A media release titled ‘The Lucky Country’ by the Australian Government said:
“He was thinking about things like Australia’s cultural cringe, its foreign policy and the White Australia Policy. He was, to paraphrase those words, talking about a ‘not too clever country’.
I had in mind in particular the lack of innovation in Australian manufacturing and some other forms of Australian business, banking for example. In these, as a colonial carry-over, Australia showed less enterprise than almost any other prosperous industrial society.
Australia, Horne argued, developed as a nation at a time when we could reap the benefits of technological, economic, social and political innovations that were developed in other countries. Those countries were clever: Australia was simply lucky.”
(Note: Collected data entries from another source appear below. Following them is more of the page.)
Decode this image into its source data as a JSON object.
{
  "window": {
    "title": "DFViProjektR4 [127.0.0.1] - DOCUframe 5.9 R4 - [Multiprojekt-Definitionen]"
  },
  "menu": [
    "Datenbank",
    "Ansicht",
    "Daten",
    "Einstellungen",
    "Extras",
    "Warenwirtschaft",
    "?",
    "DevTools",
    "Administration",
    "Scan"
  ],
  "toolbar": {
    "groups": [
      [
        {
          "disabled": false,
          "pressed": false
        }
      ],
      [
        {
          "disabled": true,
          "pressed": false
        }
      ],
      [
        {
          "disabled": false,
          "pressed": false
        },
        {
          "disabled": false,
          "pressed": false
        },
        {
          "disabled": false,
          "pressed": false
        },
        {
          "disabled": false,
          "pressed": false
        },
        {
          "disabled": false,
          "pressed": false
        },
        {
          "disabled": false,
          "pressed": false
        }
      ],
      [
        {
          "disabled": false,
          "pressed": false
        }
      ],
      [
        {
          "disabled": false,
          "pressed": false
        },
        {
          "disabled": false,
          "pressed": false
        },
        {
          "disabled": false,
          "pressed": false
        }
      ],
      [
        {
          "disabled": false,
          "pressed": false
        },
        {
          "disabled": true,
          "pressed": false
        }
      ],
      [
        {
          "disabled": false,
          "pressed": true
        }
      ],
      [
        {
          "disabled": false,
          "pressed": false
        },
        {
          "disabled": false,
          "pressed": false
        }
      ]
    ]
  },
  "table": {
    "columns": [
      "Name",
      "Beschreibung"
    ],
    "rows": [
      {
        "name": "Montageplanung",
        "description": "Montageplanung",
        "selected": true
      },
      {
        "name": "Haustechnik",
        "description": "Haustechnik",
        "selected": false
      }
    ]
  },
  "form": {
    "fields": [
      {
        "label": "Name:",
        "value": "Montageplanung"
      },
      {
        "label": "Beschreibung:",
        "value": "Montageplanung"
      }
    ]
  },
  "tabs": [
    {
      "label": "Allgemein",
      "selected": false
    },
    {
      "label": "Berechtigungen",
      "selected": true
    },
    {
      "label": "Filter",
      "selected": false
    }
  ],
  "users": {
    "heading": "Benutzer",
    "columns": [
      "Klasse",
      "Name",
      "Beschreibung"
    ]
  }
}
What can one say about Australia today?
I offer extracts from the Preface of my 2012 book ‘Musings at Death’s Door: an ancient bicultural Asian-Australian ponders about Australian society.’
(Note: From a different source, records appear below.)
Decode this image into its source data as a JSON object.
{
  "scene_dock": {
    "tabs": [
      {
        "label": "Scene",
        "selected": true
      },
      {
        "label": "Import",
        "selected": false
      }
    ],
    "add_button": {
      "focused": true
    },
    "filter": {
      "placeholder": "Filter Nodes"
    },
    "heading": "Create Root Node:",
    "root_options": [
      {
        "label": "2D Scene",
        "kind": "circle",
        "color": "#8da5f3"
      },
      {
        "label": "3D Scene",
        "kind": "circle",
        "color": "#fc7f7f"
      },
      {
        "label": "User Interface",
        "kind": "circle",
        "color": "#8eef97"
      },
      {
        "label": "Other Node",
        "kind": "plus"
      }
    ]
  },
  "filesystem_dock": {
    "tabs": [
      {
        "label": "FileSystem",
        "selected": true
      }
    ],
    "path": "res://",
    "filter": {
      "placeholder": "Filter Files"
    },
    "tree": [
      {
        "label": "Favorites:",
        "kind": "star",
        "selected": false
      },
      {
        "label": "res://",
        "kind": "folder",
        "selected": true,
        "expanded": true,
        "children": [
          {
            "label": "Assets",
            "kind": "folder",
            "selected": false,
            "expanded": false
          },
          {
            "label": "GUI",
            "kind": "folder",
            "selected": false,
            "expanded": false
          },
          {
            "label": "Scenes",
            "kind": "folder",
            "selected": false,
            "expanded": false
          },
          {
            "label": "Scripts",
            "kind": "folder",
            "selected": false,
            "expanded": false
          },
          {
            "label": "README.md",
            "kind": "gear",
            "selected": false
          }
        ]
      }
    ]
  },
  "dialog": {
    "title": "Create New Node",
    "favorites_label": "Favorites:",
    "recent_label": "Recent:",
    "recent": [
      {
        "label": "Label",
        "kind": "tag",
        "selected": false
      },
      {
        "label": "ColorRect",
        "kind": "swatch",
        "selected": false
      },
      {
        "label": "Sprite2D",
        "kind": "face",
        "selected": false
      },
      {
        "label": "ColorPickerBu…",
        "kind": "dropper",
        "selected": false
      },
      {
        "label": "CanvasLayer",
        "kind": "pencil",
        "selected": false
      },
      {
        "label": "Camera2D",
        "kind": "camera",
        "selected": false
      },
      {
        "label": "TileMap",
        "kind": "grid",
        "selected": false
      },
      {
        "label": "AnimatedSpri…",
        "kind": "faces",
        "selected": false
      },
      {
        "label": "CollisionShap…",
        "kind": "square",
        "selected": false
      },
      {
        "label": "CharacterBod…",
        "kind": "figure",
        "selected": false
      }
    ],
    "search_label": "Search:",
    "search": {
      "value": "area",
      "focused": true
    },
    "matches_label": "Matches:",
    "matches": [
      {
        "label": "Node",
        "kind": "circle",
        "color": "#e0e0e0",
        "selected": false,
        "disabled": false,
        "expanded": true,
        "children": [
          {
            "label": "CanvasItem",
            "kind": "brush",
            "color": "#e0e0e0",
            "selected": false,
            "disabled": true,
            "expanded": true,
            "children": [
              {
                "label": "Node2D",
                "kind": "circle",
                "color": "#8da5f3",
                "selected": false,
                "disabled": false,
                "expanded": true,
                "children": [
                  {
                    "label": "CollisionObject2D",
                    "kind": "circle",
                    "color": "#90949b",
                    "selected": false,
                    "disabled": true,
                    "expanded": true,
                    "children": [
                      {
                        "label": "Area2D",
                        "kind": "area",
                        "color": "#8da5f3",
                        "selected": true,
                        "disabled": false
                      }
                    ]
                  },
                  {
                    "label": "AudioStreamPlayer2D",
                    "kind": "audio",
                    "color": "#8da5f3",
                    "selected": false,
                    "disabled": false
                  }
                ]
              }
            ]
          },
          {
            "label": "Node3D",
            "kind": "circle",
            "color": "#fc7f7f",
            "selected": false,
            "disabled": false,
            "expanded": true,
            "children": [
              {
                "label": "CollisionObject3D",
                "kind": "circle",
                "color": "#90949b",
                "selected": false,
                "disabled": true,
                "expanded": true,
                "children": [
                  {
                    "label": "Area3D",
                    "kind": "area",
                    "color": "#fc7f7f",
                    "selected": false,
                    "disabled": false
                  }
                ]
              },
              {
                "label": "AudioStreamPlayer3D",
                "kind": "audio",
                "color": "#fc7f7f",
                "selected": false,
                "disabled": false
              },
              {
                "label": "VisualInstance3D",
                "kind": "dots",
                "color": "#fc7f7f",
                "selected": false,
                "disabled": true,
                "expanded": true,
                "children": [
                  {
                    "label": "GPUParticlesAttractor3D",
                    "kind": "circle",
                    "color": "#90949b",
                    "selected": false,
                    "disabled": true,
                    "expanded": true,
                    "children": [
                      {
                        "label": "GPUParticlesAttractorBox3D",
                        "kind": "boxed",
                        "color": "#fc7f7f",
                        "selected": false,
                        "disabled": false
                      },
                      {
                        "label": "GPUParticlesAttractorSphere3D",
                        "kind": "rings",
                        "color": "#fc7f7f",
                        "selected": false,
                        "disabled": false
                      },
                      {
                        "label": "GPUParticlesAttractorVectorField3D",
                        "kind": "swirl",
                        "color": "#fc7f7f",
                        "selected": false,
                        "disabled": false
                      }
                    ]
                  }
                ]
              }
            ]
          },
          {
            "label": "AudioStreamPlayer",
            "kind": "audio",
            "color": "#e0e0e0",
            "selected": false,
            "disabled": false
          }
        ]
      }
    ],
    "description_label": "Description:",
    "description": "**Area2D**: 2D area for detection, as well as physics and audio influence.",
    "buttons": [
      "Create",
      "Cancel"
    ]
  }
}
“Today’s Australia is not the nation I entered in 1948. Then, it was (ridiculously) officially racist; today, any intended racism is likely to be subterranean (the yobbo excepted). Then, it was mono-cultural, mono-lingual, and mono-coloured, and very British (the ‘wogs’ of white Europe had not arrived yet); today, it is multi-ethnic and thereby multicultural, multi-lingual, multi-coloured … and traditionally egalitarian.
That is, while the nation has evolved into a modern cosmopolitan, generally integrated people, the ‘fair-go’ ethos of the ‘old’ Anglo-Australian underpins … official policies … As a communitarian small-l liberal, metaphysical Hindu, and a card-carrying Christian, I applaud this. I believe that Australia could become a beacon for our neighbouring nations were we to deal with them with our feet on this platform.
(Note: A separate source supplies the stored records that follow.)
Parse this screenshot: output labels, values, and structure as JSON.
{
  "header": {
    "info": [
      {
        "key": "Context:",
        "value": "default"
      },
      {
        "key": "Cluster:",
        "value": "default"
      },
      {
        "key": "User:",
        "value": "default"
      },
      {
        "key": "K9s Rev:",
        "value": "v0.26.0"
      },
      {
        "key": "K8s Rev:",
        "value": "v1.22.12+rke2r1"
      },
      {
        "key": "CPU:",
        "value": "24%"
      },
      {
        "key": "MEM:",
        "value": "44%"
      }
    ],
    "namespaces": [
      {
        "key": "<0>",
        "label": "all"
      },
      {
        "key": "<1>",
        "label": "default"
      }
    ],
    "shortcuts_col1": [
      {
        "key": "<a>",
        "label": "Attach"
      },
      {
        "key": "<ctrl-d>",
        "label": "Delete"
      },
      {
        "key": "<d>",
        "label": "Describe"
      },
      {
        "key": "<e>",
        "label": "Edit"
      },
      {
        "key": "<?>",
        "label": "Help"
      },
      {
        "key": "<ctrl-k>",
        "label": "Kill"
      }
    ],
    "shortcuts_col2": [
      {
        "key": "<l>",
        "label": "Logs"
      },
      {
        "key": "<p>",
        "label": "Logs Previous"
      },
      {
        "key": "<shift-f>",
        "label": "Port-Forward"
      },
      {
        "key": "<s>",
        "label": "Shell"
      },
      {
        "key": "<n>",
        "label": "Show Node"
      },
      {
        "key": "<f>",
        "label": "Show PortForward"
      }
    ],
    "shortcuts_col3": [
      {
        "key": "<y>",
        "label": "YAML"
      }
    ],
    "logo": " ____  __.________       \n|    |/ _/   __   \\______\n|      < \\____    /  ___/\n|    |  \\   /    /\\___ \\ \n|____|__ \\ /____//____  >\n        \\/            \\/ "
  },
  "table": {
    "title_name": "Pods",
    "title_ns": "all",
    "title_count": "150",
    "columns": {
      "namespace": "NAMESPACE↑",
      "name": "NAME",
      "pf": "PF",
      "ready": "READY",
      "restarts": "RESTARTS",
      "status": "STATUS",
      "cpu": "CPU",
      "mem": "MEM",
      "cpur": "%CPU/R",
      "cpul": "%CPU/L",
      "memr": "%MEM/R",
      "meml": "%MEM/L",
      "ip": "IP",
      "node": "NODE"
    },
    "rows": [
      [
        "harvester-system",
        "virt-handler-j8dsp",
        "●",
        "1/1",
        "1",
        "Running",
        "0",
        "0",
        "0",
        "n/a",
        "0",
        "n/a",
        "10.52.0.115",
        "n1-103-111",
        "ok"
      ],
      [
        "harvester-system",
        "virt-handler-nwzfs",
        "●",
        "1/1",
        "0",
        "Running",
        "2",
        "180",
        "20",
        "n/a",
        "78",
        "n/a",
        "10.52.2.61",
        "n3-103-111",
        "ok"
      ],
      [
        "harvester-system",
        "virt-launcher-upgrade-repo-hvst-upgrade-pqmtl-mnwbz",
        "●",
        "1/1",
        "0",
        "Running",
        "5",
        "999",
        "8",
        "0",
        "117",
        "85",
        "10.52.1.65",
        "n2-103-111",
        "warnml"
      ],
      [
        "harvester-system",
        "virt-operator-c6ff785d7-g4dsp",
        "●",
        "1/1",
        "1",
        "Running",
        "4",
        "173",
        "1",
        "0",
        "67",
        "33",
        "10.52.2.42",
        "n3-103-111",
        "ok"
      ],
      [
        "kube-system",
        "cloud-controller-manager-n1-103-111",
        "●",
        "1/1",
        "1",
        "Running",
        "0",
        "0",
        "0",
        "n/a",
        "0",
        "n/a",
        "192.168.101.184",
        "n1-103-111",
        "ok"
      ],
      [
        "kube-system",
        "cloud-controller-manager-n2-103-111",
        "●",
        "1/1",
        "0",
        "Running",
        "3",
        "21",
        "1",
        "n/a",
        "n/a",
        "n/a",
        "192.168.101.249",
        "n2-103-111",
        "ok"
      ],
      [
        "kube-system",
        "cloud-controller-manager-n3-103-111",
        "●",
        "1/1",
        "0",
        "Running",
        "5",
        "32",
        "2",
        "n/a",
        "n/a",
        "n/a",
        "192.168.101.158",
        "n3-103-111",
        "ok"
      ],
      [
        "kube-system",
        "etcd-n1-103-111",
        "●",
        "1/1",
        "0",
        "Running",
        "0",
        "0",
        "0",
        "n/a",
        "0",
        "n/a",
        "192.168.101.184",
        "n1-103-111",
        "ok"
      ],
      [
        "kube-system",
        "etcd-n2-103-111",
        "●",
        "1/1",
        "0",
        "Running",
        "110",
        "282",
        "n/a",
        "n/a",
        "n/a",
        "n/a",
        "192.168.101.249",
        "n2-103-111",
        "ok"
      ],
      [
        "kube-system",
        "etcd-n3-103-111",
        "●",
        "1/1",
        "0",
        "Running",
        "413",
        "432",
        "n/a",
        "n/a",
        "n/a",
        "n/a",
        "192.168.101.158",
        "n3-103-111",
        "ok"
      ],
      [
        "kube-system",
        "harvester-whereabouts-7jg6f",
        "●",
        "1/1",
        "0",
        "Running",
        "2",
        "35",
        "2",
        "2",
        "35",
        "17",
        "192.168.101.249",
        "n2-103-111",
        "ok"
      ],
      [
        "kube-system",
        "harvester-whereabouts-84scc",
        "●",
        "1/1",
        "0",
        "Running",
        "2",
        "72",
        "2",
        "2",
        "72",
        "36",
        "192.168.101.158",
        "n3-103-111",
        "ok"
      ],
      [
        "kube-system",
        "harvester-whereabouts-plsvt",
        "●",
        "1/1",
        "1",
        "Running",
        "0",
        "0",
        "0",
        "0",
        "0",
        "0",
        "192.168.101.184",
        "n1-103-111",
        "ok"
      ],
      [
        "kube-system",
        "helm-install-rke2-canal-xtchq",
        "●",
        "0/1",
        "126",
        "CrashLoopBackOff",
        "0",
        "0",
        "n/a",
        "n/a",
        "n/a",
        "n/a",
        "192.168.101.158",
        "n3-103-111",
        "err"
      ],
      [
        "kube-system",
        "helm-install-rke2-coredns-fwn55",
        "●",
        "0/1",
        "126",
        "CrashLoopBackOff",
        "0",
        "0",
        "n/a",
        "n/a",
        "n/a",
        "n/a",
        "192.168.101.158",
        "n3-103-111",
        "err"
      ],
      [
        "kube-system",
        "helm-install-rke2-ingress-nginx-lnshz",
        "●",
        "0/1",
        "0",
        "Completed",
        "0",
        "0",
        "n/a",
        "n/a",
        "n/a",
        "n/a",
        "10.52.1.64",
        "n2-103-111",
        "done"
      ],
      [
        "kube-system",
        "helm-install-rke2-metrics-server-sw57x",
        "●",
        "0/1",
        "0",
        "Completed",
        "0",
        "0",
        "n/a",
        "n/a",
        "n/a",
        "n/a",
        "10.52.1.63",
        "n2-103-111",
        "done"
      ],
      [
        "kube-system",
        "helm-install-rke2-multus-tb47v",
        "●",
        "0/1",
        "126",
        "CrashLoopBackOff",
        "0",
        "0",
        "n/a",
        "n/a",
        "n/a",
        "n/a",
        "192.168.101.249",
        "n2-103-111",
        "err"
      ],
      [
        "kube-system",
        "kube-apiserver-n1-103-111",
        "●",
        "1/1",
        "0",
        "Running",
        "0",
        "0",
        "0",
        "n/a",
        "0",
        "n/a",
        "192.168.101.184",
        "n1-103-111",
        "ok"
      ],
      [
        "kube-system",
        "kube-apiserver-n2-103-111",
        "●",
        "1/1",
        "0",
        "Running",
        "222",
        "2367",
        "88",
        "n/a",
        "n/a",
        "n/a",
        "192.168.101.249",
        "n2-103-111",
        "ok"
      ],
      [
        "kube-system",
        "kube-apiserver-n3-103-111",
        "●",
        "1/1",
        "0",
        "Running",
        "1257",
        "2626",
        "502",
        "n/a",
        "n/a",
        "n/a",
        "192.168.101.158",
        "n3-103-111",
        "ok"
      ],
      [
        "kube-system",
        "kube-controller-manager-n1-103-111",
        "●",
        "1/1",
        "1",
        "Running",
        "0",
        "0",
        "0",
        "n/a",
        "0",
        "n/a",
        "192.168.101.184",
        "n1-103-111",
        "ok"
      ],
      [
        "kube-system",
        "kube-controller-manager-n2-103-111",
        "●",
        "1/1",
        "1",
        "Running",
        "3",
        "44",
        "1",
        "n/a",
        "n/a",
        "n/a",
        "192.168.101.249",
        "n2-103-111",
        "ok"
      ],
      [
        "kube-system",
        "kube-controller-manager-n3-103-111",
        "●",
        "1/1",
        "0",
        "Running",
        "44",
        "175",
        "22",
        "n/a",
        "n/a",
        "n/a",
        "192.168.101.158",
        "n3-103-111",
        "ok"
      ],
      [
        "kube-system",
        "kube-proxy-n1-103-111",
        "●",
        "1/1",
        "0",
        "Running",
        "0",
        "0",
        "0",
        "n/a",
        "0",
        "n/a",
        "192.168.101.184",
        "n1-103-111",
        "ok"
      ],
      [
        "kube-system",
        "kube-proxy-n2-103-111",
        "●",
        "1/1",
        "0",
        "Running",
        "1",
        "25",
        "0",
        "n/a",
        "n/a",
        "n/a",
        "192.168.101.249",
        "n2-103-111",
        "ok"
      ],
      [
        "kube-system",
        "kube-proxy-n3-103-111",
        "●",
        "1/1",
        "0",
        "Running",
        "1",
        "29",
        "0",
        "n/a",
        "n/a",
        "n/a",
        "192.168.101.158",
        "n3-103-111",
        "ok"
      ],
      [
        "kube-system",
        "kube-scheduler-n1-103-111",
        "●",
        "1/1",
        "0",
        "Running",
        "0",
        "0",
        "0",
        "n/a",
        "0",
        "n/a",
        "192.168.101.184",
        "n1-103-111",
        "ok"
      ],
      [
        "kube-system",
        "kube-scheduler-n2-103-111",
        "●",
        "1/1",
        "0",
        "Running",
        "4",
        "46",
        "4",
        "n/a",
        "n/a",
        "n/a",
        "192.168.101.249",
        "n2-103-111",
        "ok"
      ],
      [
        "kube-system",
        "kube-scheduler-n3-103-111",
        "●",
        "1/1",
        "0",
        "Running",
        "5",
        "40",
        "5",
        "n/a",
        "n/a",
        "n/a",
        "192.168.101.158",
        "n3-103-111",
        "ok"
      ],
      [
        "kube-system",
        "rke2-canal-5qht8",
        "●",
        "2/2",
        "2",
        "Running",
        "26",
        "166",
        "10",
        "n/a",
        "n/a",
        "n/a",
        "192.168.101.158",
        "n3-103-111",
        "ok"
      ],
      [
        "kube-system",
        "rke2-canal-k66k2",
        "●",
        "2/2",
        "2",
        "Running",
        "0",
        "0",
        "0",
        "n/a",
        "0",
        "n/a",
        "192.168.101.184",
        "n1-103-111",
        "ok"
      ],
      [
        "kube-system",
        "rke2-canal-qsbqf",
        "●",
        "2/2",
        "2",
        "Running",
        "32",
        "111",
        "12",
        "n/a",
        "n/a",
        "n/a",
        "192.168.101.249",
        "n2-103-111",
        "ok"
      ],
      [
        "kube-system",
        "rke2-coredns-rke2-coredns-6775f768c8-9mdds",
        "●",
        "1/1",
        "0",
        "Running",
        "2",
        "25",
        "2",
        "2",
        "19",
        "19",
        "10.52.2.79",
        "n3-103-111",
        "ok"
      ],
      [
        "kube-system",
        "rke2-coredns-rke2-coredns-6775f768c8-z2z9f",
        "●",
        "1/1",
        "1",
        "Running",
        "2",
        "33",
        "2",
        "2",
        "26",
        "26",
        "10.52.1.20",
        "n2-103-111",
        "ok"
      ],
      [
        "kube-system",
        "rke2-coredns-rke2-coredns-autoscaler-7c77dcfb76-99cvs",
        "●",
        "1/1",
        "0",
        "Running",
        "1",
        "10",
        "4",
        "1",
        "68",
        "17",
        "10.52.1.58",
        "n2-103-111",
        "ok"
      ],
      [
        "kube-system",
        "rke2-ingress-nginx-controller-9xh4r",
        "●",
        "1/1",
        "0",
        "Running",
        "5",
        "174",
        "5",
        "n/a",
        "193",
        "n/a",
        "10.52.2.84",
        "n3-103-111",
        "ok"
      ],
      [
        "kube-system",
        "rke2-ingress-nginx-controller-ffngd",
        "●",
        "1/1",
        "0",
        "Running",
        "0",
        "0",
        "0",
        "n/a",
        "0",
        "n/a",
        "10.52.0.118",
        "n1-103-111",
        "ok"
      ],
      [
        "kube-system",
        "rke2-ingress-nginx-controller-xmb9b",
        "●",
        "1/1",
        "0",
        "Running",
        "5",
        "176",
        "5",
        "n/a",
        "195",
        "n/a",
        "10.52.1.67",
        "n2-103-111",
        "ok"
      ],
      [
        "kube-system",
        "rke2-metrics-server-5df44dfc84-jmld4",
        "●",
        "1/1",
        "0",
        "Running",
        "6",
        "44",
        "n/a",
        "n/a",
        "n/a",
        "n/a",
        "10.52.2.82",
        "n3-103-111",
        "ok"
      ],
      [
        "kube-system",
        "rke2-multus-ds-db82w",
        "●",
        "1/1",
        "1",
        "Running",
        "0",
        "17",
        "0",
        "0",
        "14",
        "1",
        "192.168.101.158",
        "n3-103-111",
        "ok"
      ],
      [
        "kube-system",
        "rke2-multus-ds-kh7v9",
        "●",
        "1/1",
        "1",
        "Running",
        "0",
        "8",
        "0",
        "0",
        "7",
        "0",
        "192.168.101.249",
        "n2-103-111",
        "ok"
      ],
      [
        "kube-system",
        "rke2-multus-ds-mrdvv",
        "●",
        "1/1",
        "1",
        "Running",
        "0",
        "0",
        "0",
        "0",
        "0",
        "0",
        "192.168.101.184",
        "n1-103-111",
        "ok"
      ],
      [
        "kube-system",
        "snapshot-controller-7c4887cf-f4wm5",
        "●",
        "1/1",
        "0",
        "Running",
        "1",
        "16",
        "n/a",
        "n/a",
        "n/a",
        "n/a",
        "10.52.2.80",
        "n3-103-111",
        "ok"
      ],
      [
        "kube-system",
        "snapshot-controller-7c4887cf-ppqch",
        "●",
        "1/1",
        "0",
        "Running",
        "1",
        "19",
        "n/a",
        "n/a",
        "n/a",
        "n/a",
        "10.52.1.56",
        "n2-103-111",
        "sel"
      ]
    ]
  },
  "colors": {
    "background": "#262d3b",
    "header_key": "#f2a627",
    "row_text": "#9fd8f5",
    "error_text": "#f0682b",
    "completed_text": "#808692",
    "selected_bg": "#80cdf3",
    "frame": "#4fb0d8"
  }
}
Yet, because of the ‘Asian values’ which formed me in colonial British Malaya, I do not accept, as an all-embracing ethos, the individualism which underpins Western nations, especially those created by immigrants, viz. the USA, Canada, Australia and New Zealand. Their human rights record is deplorable.
These very nations seek to shove a ‘one-size-fits-all’ Western view of human rights onto those nations of interest to us. The intent of this approach is the destruction of tribalism and communitarian values.
In the meanwhile, exaggerated and often self-nominated individual rights have led to the breakdown of family, which has traditionally been the backbone of society everywhere. Excepting those few involved in civil society (I am one of them), there is a rising tide of ‘takers.’ These are found at all levels – from foreign investors, corporate leaders and politicians, down to the many professionally work-shy welfare recipients.
Pockets of well-meaning individuals, seemingly unable or unwilling to consider seriously relevant policy issues, form glee clubs supporting the takers or those who seek to take, e.g. asylum seekers. Communal responsibility and personal respect are thinning out like an outgoing tide at the beach. Since our politicians are pre-occupied with short-term politics rather than long-term policies – the current batch presenting themselves as the worst I have experienced – the community, by and large, reminds me of the movement of an empty stoppered bottle floating on rough seas.”